On average, it takes about seven years to develop a new drug and bring it to market. For ambitious life science businesses, generative AI’s ability to generate insights and content in a fraction of the time of a human means wiping months, or even years, off that average. When it comes to clinical development, saving time translates to saving lives, or at least improving them, through faster availability of treatments. It also translates into revenue opportunity – and a significant one at that. Some industry sources estimate that bringing new treatments to market ahead of schedule can be worth between £500,000 to £6.5 million per day. However, due to uncertain regulatory landscapes, coupled with the rapidly evolving nature of the technology, some companies are taking a wait-and-see approach to adopting generative AI, delaying investments until the course forward is clearer.

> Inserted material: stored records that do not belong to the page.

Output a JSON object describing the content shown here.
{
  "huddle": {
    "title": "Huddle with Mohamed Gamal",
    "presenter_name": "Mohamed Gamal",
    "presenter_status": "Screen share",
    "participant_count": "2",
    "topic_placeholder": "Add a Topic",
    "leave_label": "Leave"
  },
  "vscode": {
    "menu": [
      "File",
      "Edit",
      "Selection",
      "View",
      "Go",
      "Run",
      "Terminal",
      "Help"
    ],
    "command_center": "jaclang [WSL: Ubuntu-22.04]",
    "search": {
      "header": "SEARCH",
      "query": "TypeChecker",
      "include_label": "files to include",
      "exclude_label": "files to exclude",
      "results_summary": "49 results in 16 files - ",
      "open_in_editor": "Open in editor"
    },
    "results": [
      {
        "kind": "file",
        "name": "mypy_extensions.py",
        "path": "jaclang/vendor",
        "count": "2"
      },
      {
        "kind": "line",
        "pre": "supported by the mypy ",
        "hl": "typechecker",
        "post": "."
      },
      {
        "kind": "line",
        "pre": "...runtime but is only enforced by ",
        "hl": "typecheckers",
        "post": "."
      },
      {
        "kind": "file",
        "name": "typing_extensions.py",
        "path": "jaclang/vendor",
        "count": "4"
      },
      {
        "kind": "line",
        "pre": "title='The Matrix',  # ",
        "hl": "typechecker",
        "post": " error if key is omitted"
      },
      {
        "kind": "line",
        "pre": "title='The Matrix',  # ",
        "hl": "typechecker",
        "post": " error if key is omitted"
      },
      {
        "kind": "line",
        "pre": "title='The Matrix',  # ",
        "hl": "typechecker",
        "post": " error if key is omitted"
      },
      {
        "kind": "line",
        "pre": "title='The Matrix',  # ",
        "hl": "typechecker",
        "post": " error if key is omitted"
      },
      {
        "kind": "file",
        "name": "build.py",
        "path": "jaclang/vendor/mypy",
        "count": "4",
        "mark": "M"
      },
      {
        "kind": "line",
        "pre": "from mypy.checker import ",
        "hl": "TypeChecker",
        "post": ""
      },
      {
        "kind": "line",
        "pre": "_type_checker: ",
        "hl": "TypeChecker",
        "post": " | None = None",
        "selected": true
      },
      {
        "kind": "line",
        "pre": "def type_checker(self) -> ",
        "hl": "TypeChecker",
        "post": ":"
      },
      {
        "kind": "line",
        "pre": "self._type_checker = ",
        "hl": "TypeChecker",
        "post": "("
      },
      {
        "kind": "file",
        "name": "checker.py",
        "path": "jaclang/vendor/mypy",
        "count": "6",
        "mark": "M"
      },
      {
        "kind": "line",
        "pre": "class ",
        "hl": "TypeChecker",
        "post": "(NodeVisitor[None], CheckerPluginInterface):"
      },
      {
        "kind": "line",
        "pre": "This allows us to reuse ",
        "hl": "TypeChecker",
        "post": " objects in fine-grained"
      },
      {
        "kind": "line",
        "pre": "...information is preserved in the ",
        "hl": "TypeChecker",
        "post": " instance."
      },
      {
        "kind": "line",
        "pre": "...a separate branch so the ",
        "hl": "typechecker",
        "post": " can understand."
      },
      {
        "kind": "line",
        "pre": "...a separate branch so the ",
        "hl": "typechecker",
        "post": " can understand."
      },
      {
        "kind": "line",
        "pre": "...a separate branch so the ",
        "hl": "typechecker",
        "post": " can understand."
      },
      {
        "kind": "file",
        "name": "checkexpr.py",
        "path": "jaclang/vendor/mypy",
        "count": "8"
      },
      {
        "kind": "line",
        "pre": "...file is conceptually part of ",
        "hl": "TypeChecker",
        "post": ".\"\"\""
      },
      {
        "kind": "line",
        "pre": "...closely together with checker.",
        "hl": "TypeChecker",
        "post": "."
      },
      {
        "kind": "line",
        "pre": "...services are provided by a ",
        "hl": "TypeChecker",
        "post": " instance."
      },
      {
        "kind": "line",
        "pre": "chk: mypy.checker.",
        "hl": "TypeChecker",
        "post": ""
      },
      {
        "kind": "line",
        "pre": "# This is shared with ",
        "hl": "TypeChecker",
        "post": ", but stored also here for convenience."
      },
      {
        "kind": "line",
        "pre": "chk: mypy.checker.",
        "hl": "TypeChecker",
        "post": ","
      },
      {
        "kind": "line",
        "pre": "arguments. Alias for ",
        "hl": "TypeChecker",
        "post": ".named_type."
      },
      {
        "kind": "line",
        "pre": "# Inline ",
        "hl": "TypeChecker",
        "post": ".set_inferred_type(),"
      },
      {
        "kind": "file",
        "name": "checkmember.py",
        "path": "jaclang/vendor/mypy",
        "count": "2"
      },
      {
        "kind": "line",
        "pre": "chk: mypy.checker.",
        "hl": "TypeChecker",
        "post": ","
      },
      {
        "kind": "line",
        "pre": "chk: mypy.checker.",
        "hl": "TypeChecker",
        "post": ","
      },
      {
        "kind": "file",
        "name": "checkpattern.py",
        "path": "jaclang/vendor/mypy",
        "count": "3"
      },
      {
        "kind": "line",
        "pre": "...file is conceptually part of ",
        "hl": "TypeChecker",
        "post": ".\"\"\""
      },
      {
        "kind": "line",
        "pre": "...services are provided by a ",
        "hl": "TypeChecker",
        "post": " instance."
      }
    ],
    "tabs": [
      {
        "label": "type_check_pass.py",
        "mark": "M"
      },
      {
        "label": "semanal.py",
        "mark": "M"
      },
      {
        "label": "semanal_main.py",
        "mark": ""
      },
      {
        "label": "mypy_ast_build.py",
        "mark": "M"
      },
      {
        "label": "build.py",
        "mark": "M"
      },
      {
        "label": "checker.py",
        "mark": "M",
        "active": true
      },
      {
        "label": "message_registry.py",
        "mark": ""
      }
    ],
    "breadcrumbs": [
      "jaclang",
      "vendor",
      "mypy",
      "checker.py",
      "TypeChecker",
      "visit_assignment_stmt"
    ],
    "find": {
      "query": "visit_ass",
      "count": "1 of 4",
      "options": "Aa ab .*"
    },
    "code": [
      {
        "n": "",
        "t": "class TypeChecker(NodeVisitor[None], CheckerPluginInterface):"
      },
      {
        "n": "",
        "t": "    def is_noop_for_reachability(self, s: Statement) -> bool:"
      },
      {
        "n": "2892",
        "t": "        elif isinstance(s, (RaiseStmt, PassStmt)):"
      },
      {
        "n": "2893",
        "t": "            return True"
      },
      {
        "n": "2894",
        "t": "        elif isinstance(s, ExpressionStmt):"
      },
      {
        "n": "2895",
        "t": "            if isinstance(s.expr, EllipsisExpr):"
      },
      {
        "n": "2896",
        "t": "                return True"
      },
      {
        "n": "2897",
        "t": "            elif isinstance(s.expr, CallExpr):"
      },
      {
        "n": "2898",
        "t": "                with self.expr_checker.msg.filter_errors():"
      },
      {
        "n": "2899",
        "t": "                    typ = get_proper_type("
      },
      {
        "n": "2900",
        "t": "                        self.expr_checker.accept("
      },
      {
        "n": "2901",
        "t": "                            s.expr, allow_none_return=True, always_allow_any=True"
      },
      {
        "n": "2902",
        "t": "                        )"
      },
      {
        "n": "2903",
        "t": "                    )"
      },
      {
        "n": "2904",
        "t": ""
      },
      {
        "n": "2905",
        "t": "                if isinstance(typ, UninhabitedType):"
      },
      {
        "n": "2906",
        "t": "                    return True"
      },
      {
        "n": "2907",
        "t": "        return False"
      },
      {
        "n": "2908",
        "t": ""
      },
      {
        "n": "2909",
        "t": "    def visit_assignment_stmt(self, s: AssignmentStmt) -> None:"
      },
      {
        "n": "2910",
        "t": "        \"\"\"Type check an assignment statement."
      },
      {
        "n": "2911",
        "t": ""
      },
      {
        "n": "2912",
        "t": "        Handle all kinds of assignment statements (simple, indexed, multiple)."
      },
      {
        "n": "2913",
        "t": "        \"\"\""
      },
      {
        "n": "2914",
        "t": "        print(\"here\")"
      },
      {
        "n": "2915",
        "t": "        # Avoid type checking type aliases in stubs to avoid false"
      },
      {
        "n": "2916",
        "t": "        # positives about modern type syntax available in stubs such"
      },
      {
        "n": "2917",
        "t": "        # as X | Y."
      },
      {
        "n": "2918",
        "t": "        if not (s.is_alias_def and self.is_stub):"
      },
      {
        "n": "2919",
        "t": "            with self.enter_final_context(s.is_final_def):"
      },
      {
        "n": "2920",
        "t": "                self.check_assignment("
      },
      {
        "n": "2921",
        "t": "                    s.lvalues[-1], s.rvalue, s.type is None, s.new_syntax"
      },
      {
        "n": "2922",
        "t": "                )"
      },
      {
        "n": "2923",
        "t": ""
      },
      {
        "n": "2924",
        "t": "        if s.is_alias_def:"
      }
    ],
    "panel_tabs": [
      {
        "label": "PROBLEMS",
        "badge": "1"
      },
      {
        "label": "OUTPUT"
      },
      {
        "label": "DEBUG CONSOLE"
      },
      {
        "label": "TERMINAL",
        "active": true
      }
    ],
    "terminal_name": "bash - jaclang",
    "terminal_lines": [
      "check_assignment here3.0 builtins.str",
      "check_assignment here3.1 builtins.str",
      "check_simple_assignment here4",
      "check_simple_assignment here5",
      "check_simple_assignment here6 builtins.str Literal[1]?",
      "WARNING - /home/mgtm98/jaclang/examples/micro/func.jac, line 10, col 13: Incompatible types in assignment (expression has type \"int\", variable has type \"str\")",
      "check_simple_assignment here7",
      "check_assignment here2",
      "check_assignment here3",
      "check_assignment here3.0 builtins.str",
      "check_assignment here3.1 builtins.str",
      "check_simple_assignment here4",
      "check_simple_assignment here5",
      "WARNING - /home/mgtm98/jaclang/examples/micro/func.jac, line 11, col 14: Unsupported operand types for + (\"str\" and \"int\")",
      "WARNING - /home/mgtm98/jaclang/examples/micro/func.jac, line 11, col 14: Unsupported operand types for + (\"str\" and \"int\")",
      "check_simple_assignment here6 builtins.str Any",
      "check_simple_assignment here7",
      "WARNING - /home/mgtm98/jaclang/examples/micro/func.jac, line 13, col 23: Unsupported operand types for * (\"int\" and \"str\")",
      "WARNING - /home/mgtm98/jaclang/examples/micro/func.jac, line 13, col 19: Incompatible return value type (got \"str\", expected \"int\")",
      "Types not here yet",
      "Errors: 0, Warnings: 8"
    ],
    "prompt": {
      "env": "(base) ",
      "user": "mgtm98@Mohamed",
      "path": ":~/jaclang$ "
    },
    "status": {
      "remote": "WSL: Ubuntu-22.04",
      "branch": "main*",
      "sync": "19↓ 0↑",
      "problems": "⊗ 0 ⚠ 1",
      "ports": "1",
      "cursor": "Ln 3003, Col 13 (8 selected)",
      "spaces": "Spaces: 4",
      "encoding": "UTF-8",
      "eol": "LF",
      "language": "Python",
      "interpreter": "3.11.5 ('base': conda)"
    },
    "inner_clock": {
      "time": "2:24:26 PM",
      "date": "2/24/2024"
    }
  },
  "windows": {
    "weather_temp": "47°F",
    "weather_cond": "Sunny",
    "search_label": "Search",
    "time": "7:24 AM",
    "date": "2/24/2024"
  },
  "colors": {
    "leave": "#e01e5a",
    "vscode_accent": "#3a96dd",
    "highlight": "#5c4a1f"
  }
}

While this may seem a prudent approach, it will be one organisation’s regret in the long run as they miss out on the opportunities generative AI holds, such as drug discovery and speed to market, and as competitors jump ahead and take the lead.

For life sciences companies looking to seize a competitive edge and supercharge their speed to market, there are a few key areas of the clinical development lifecycle they should focus on first.

Simplifying the Research Process

Research and development (R&D) is often the most time-consuming part of the drug development process, but AI can accelerate this process by up to 50% as the technology has a multiplier effect wherever it is applied.

Life sciences can implement generative AI at the very beginning of the R&D cycle, to aid in searching and synthesising available literature on a specific potential drug. Instead of beginning with a manual keyword search and sifting through hundreds of articles across various sources, teams could prompt a generative AI-enabled tool to rapidly search, gather and distil relevant articles – or even suggest unanticipated information pathways to explore.

Generative AI also has the potential to change how researchers find existing literature. Usually, researchers simply type keywords into the search box. But with a generative AI tool, they could state their goal into the prompt, providing context and intent, for the technology to find reference materials to support that specific ask, saving significant time while broadening the research horizon.

Automating Clinical Trial Protocol Writing

Compiling a clinical trial protocol document is a lengthy process that can take anywhere from a few months to over a year. Generative AI technology’s capabilities can automate a substantial proportion of the protocol writing process, bringing it down to days or even mere hours.

Generative AI can be trained on thousands of existing protocols in industry databases and each company’s own research data in order to identify the patterns relevant to investigational products, certain conditions, specific patient populations, or other factors. As the generative AI tool identifies relevant patterns, it can combine all the insights to design a baseline study, with a defined narrative that determines eligibility, drafts exclusionary criteria, and provides other necessary details. It can generate a number of draft options that would later be evaluated and refined by a human.